Former White Rock resident Paul LeMay, who recently received just such a ticket, is betting the city doesn’t have the legal authority, and he’s willing to take that bet to court as a test case.
If he’s proven right, he said, the case could have far-reaching consequences for the city.
“This could have a cascade effect,” LeMay said last week. “People could, en masse, stop paying (in the lots). And it’s a major source of revenue for the city.”
Mayor Wayne Baldwin, however, said Monday that he is “absolutely” confident the city has the authority to issue such tickets.
“If I were him, I wouldn’t waste my money on a lawyer,” Baldwin said. “How confident am I? I would wager my firstborn on it.”
LeMay’s case will hinge on some definitive rulings about the status of the land owned by Burlington Northern Santa Fe Railway, he acknowledges. He believes it falls under federal jurisdiction because the BNSF is a railway, while the city operates under the authority of a provincial statute.
And even though the city leases the land from BNSF, and operates it as a parking facility with the railway’s consent, he’s doubtful that gives the city the right to apply its parking bylaws to private land.
Now a Vancouver resident, LeMay admits his challenge to the city was deliberate. Visiting with friends in White Rock Feb. 2 to celebrate Groundhog Day, he parked in one of the waterfront lots.
“I was going to put money in the meter. But a friend of mine, who lives in White Rock, told me that a lot of people park down there and if they get a ticket, they don’t pay.

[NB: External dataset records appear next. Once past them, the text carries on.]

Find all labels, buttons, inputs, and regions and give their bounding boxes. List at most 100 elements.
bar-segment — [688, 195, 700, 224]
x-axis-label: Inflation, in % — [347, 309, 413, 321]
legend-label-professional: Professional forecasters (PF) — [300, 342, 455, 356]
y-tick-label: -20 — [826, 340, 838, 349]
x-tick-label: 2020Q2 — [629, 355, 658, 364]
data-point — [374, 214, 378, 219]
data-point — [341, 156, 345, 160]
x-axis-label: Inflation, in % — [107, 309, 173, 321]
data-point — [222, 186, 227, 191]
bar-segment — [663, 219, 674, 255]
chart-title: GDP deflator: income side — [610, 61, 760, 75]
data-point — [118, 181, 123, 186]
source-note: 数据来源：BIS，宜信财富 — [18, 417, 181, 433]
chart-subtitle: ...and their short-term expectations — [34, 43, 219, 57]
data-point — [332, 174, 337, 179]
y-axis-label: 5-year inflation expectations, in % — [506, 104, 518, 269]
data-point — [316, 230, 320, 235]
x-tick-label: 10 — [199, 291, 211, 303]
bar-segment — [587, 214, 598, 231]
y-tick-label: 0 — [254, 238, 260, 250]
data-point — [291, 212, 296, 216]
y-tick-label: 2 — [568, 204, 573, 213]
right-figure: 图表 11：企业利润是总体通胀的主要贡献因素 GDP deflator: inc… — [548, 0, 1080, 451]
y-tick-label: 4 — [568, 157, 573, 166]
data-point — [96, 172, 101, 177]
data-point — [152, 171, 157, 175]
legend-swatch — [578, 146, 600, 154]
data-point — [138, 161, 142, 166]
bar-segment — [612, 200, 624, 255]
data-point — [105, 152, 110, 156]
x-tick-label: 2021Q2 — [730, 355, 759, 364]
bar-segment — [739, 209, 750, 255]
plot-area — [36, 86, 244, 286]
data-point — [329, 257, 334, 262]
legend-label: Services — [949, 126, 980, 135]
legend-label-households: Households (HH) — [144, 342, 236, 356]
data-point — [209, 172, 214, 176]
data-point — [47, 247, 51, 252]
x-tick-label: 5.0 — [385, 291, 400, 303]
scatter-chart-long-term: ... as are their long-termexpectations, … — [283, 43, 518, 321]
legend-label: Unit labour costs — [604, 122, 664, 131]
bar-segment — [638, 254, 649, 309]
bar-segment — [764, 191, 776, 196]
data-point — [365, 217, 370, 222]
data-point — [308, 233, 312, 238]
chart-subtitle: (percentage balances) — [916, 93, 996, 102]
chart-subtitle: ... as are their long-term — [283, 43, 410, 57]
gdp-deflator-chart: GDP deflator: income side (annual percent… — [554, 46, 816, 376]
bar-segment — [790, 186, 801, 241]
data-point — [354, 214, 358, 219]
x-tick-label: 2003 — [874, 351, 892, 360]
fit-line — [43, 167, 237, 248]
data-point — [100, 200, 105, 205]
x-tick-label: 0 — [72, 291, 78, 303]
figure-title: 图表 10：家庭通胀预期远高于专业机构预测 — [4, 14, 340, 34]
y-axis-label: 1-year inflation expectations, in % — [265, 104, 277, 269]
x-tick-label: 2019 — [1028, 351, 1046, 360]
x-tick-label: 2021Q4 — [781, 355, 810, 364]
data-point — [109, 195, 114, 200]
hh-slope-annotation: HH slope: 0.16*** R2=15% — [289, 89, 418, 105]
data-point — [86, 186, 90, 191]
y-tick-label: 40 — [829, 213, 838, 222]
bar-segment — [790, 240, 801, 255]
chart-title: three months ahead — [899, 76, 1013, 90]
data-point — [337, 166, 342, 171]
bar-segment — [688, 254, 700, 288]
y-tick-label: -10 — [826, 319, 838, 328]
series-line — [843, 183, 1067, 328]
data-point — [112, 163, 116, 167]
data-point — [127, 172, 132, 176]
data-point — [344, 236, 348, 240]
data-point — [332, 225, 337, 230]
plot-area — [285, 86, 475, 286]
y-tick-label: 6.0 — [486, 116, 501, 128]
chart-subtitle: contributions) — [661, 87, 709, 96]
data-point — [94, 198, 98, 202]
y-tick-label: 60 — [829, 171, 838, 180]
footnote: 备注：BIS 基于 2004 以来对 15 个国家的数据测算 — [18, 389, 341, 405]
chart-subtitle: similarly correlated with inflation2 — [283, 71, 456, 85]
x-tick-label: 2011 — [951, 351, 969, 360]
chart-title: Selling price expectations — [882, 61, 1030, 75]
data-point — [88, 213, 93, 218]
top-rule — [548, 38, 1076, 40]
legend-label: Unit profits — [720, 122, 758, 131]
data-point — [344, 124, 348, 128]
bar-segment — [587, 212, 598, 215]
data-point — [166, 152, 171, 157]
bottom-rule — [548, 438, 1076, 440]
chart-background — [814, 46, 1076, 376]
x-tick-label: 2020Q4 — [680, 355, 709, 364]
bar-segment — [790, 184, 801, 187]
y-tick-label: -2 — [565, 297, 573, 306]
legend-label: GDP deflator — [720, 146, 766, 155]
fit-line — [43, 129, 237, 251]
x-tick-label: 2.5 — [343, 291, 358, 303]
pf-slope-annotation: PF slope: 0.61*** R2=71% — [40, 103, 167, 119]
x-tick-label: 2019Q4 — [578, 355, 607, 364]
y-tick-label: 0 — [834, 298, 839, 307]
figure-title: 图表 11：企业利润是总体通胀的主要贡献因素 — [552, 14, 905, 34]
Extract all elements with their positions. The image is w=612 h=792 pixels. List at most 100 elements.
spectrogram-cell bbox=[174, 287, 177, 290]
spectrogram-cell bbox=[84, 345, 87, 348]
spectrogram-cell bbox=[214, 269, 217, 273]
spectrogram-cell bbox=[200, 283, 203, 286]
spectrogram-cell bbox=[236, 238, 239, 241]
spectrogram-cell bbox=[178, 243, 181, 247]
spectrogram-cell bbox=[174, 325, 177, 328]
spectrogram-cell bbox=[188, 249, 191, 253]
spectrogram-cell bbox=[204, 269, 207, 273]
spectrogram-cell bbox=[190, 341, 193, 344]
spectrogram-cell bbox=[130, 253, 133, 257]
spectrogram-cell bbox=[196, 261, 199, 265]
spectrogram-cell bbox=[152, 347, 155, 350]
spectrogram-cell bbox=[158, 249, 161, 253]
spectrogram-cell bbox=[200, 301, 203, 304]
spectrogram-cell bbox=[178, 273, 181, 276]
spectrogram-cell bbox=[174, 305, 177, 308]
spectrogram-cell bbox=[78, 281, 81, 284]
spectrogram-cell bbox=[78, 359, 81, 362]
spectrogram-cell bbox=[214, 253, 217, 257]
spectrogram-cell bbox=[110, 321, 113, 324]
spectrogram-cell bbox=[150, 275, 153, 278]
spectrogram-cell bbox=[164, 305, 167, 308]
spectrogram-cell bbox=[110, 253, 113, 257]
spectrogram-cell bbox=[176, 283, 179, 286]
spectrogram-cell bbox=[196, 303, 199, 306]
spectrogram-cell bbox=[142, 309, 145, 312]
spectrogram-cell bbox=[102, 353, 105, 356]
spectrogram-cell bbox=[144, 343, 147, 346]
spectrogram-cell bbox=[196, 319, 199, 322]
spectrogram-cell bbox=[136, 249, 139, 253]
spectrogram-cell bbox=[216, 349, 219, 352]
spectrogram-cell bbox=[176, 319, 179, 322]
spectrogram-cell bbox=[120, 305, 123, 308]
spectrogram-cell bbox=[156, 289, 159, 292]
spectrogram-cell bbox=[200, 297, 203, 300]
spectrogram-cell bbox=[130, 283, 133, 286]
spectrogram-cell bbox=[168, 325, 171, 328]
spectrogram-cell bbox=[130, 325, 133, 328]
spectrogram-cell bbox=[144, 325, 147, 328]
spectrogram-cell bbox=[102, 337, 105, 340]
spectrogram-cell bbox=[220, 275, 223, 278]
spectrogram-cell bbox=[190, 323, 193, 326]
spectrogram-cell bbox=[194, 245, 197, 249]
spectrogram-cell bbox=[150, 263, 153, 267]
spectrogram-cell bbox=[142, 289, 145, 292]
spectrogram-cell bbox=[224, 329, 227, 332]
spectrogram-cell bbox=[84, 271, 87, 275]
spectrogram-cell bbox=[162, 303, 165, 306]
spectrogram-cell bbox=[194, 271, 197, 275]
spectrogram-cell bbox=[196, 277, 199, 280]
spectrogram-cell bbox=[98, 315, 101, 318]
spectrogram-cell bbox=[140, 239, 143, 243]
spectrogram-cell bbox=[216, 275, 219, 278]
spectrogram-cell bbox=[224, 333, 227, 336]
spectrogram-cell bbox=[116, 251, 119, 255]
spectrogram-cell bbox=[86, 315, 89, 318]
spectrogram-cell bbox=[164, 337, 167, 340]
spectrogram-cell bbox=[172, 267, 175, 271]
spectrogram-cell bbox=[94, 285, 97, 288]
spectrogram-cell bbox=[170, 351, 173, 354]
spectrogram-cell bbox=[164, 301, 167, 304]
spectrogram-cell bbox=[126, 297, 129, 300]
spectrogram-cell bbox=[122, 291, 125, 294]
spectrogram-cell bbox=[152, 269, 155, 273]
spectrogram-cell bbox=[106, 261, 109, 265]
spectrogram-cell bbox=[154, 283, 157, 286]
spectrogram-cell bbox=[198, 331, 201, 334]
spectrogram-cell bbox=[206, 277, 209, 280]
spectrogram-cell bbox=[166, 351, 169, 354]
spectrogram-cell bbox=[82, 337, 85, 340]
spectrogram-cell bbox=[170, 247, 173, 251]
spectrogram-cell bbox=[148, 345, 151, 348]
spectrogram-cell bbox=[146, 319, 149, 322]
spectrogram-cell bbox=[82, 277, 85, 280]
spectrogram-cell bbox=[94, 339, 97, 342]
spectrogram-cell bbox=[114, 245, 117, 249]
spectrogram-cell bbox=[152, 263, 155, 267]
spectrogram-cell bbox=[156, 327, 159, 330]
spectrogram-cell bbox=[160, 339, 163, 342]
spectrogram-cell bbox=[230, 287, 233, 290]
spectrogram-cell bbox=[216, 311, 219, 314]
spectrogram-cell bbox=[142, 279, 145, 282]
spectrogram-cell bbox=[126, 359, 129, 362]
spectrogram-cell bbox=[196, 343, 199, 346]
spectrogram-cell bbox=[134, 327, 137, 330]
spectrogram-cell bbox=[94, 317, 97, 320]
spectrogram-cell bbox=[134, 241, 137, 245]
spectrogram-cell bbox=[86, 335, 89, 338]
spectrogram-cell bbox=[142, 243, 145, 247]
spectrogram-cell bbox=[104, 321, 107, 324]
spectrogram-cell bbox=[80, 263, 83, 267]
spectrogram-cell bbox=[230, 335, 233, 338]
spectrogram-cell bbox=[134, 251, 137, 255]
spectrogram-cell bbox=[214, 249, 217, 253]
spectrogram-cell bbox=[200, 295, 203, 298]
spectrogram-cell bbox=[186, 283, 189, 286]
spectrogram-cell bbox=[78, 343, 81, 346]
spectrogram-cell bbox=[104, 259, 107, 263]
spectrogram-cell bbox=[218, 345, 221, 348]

Nothing ever happens – and that made me wonder if the city actually had the authority to write tickets on that property, and maybe that’s why nothing happens.”
The next day he called the city and told a representative of the bylaws department that he was going to contest the ticket in court.
“The person I talked to said, ‘but White Rock has a lease contract with the BNSF Railway.’ I said, ‘yes, and…?’”
LeMay, who lived in the community in 2005-2006, was founder of the Semiahmoo Peninsula Citizens for Public Safety Coalition – later Smart Rail – which has advocated for relocation of BNSF’s shoreline track.
But he maintains his action with regard to the parking ticket is not part of any Smart Rail agenda.
“If it was, I would have sat down with members of their board and discussed it with them before doing anything,” he said, noting he is no longer an active member of the group.
The retired LeMay noted he is not a lawyer, but that he has had some experience of law in a career in Ottawa that included being a special assistant to Sen. Sheila Finestone and working for the occupational health and safety section of Human Resources Development Canada. That, he said, leads him to believe enforcing city parking bylaws within the lots could be ruled ‘ultra vires’ – or beyond the power – of the city government.
He believes that the land use is comparable with private parking lots in the City of Vancouver, where parking is a contractual agreement with a private entity, or First Nations land, which falls under federal jurisdiction rather than local government bylaws.
And he’d like to see a definitive of the property line between BNSF and city property.
“This is a test of law and some of the finer points of law,” LeMay said. “I’m actually doing the City of White Rock a favour.”
If it were found that the city doesn’t have the authority to write tickets in the lots, LeMay noted, “it could be open season down there.”